Scarpetta headed down the hallway toward the master bedroom. She took deep breaths and swallowed repeatedly, trying to slow her heart and settle her gut. She heard a toilet flush.
“Christ, what the hell’s going on with your phone?” Benton’s voice was followed by him appearing in the bedroom doorway. “Have you gotten any of my messages? Kay? What the hell’s the matter?”
“Don’t come any closer,” she said.
He was still in his suit, simple dark-blue flannel that didn’t suggest money because he never wore anything expensive on prison wards or in forensic units, was careful what he telegraphed to prisoners and psychiatric patients. He had taken off his tie and his shoes, and his white shirt was open at the neck and untucked. His silver hair looked the way it did when he’d been running his fingers through it.
“What’s happened?” he said, not moving from the doorway. “Something’s happened. What?”
“Get your shoes and coat,” Scarpetta said, clearing her throat. “Don’t come close. I don’t know what I’ve got on me.” Desperate to scrub her hands with a solution of bleach, to decon, to take a long, hot shower and remove layers of makeup and shampoo her hair.
“What’s happened? Did you run into someone? Did something happen? I’ve been trying to get hold of you.” Benton was a statue in the doorway, his face pale, his eyes looking past her, toward the front door, as if he feared someone had come in with her.
“We need to leave.” Her television makeup felt sticky, cloying, like glue. She smelled the smell, thought she did. Tar, sulfur, its molecules trapped in her makeup, in her hairspray, trapped in the
back of her nose. The smell of fire and brimstone, of hell.
“The caller from Detroit? I tried to get hold of you,” Benton said. “What’s going on? Did someone do something?”
She took off her coat, her gloves and dropped them in the hallway, kicking them out of the way, and said, “We need to leave. Now. A suspicious package. It’s in the living room. Get warm coats for both of us.” Don’t be sick. Don’t throw up.
He disappeared inside the bedroom and she heard him go into his closet, hangers scraping along the rod. He reappeared carrying a pair of hiking boots, a wool coat, and a ski jacket he hadn’t worn in so long, it still had a lift ticket attached to the zipper. He handed her the jacket and they hurried down the hallway. Benton’s face was hard as he looked at the wide-open door, as he looked at the FedEx box in the living room, at the art glass bowl on the Oriental rug. Open the windows to minimize pressure and damage if there’s an explosion. No, you can’t. Do not go into the living room. Do not go near the coffee table. Do not panic. Evacuate the apartment, close the door, and keep others from entering. Do not make noise. Do not create shock waves. She shut the door softly, leaving it unlocked so the police could get in. There were two other apartments on this floor.
“You ask the desk how it got here?” Benton said. “I’ve been up here all night. They didn’t call to say anything was delivered.”

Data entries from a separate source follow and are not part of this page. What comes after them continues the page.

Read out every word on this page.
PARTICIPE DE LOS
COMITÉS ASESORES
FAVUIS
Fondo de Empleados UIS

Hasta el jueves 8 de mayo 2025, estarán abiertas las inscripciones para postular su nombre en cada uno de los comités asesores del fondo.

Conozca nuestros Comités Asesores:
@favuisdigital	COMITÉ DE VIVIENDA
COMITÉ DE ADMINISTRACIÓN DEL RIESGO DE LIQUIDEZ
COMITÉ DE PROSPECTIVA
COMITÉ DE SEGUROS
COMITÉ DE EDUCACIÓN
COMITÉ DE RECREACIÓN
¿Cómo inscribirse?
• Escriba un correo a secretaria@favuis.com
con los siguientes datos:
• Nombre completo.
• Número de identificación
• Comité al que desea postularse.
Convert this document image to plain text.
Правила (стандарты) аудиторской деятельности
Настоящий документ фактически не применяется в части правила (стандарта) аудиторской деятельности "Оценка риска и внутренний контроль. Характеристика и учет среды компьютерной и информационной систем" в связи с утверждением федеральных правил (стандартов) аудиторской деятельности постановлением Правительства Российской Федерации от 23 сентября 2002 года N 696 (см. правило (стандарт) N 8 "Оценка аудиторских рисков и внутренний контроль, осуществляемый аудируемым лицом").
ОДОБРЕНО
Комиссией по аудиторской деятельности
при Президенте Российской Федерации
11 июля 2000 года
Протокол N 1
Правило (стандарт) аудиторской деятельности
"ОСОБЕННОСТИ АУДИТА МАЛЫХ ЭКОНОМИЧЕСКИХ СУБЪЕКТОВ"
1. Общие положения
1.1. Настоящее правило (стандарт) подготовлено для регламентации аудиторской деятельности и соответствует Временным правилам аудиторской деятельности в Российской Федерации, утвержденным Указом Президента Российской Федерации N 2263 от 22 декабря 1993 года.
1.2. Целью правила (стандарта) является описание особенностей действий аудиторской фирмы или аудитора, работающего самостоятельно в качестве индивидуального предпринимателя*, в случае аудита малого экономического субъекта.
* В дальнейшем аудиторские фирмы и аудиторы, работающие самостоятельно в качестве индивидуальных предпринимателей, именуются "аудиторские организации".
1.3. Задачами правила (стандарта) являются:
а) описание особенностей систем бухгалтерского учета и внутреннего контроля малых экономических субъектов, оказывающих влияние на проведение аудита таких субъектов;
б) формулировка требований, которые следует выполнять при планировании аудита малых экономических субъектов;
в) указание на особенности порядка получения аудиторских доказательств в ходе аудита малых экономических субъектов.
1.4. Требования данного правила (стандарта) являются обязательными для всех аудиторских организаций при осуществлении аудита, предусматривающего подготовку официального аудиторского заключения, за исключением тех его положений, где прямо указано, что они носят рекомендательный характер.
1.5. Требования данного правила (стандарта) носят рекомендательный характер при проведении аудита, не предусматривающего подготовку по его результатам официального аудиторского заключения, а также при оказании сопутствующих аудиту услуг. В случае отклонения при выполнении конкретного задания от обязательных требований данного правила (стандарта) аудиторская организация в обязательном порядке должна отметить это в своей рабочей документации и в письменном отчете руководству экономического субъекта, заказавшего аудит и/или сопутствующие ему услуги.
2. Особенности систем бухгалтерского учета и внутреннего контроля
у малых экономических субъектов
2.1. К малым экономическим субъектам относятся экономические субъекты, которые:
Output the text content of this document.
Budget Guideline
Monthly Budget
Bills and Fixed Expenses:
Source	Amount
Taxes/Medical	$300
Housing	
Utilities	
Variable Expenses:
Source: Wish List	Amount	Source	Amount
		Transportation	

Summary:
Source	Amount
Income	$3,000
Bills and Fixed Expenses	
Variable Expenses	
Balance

“I didn’t notice certain details until I was already in the elevator. No, I didn’t ask. It has a strange odor.” She put on his ski jacket and it engulfed her, was almost to her knees. Aspen. When were they there last?
“What sort of odor?”
“A sweet, tarry, rotten-egg sort of smell. I don’t know. I might have imagined it. And the airbill, the way it was addressed. I shouldn’t have carried it upstairs. Should have left it on the desk and made Ross get out of the way, kept everybody out of the way until the police got here. God, I’m stupid.”